Hermione couldn't help smiling, and through her blushing she was laughing aloud at the rather ridiculous thought that Cedric Diggory, even in his two-penny romance form, could possibly ever want to kiss Hermione Granger, and she was laughing hard enough that her whole body was shaking with uncontrollable, rather hysterical laughter. As if any of them – Harry or Diggory or Krum, who sat there sometimes in the library, trying to look Scholarly and Studious but failing miserably when his fangirls erupted out of the stacks – would want to kiss her.

They had the whole school at their feet, what with this stupid tournament business. And – here the tears were beginning to fall out of the corners of her eyes – there was the possibility that none of them would every live to enjoy their female spoils because they couldn't died, any one of them, all of them, and they were so stupid about trying to be heroic when there were loose dragons and spurts of fire and what did they think they were doing? Did they think it would secure them some sort of fame or eternal glory if they were roasted alive by an overly large reptile?

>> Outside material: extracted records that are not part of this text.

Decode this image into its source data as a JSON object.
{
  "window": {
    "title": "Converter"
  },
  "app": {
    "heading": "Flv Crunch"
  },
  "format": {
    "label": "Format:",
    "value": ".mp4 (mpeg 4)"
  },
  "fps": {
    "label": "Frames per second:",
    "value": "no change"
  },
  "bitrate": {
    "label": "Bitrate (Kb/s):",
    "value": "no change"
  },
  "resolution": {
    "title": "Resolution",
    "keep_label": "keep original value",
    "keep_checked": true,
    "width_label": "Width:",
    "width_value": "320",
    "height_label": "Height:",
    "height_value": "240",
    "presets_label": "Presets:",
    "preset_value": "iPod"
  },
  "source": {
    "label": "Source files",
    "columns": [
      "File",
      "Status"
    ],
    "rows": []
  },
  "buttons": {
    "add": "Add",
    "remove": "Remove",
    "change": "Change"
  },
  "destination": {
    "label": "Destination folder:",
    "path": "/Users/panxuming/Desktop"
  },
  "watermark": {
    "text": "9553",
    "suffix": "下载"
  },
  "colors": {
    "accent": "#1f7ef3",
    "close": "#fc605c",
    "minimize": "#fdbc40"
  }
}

And she must have garbled at least a portion of this aloud because a second later Diggory's thumb was brushing across her cheek and he was murmuring something that Hermione couldn't hear over the pounding of her heart in her ears and then he said, right into her ear, "We're not going to die."

Hermione hiccupped.

"I am, however, going to scar horribly if you don't help me with this Mistress Aberwaffle rot."

"Aberbane," corrected Hermione in a watery voice, and she could feel herself blushing. She blubbered all over Cedric Diggory. Even if she wasn't so impressed by his status as resident Hogwarts Pretty Boy, he was still quite intelligent. And she was a fifteen-year-old girl all but groping a very attractive seventeen-year-old boy.

"Right," he said. "That's what I meant."

She smiled, and this time he didn't demand to know why. (Well, of course he didn't. He was the reason, after all.)